Although no one qualified for the produce kicker, McMullen got $5.7 million from the other two bonus pools, a 181% increase from his bonus award in 2019. That was a big factor in his 45% raise in total compensation and more grist for the mill of executive-pay critics like the Global Economy Program.

“It was really quite shocking to me to see that in the middle of a national crisis so much of the corporate boards’ efforts were going into figuring out how can they incentivize their CEO,” Anderson said. “This should have been a year when we should have all been working together and showing a spirit of shared sacrifice.”

Kroger was the only Cincinnati-based company that reported a decline in median pay, an 8.1% dip to $24,617. McMullen’s pay is 909 times that of its median worker, compared to 533 last year. That puts Kroger in the same ballpark as Walmart, where CEO Doug McMillan made 1,078 times the company’s median pay of $20,942

“There’s a lot of business research that shows that’s not just unfair: It’s also bad for business,” Anderson said. “It can damage employee morale, which can lead to higher turnover rates. And we are seeing some large, low-wage employers facing staffing shortages now.”

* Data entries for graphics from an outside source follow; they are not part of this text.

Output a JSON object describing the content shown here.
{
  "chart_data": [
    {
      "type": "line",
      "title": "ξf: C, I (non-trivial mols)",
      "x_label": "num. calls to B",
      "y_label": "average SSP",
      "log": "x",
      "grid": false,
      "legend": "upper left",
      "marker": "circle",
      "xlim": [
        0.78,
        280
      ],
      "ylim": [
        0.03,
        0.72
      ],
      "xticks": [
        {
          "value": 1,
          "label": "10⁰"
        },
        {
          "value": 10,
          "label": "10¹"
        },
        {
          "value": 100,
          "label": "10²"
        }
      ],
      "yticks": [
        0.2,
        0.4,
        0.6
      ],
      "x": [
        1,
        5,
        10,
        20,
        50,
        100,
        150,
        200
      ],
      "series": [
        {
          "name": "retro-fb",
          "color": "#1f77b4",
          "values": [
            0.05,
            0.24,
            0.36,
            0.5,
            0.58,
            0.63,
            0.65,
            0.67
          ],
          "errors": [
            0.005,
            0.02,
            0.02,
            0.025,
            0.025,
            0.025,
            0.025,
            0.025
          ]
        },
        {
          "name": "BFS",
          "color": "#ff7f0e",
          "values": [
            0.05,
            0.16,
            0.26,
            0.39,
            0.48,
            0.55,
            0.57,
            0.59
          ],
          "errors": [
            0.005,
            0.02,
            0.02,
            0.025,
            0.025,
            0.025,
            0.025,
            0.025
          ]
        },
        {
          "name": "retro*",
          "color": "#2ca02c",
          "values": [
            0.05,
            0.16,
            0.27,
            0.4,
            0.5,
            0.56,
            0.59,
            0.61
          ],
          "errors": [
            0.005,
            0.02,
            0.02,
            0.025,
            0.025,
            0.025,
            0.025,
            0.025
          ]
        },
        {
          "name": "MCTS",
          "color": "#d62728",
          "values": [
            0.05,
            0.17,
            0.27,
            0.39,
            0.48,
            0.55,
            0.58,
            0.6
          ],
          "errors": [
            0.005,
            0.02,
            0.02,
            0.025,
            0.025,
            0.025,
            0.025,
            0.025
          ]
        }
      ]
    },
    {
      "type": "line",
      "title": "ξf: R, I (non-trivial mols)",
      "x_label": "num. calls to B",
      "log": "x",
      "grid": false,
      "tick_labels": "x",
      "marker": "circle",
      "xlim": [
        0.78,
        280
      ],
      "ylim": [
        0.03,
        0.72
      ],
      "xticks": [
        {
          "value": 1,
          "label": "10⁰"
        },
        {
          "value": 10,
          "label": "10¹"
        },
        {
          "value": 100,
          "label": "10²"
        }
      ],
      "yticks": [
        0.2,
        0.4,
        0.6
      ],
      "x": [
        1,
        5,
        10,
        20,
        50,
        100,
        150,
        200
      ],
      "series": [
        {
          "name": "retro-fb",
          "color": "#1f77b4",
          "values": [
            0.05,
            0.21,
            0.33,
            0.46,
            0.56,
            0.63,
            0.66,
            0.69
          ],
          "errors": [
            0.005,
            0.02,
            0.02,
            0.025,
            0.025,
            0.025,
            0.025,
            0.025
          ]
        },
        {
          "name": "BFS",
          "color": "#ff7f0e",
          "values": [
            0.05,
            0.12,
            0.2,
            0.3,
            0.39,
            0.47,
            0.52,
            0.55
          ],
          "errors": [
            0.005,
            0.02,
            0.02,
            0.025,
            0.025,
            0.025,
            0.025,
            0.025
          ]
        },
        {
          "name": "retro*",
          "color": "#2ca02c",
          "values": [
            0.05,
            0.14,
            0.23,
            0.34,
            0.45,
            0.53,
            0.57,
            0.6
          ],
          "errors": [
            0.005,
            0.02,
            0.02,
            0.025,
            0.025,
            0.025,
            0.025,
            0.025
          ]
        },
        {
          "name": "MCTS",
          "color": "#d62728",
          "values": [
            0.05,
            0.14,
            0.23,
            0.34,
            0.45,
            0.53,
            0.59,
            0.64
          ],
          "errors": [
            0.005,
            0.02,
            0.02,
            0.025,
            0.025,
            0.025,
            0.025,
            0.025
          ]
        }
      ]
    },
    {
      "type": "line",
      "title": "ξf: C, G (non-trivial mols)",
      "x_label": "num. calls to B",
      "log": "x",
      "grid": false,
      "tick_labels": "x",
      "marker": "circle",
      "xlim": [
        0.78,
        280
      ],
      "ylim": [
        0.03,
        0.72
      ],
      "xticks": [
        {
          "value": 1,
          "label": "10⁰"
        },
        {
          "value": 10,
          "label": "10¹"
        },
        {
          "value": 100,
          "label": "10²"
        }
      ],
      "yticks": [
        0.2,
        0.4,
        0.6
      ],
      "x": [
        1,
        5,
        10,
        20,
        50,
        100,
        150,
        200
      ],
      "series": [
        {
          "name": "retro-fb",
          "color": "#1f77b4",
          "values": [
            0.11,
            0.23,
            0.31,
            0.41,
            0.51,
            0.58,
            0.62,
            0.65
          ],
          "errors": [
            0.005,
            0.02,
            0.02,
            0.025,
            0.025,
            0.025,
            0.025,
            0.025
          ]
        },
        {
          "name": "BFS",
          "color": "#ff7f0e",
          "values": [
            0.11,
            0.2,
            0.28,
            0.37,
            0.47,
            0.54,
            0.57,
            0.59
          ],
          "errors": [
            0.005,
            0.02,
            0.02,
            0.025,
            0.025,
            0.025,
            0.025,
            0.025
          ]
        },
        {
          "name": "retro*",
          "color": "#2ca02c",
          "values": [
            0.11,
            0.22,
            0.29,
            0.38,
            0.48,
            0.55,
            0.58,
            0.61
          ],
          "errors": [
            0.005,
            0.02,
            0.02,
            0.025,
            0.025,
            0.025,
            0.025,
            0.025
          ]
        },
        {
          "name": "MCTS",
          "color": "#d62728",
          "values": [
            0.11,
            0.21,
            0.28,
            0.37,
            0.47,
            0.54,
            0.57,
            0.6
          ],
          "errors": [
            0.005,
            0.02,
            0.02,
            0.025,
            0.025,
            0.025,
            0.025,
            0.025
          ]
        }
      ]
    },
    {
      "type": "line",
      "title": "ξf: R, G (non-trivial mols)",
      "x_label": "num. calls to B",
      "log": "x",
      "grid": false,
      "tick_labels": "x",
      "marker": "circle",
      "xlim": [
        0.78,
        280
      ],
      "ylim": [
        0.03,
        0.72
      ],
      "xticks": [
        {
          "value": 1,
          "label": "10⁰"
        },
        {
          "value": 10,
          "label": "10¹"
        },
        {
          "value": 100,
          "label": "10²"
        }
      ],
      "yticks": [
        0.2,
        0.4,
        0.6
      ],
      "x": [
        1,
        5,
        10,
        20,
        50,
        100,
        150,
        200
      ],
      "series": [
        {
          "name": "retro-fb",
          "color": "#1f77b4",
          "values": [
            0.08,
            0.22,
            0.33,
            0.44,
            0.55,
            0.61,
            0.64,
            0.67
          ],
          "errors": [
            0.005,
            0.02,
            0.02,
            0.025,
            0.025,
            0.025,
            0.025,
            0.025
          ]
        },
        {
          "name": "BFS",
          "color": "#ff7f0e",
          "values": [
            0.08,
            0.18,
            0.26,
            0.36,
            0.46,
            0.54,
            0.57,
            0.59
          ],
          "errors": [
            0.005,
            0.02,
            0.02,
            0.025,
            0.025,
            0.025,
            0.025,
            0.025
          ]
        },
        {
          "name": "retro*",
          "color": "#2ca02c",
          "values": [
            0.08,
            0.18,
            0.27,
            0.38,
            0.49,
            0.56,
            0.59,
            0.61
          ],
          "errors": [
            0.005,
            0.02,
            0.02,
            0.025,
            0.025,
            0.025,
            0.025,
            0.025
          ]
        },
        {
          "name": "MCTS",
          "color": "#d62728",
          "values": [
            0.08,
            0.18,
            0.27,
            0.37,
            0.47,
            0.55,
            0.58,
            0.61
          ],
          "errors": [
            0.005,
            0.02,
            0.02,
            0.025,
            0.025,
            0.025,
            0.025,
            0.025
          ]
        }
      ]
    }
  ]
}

In the meantime, union leaders like Kevin Garvey have shifted their positions from defending Kroger as a company that offers better pension and health benefits than its non-union rivals to one that failed to share the bounty when given the chance.

“These people deserved that money and the money was there to be distributed,” Garvey said. “If these people were comped a premium until the CDC said we’re out of the woods, you wouldn’t have heard a word out of us. It would have been great. But that’s not how the world is.”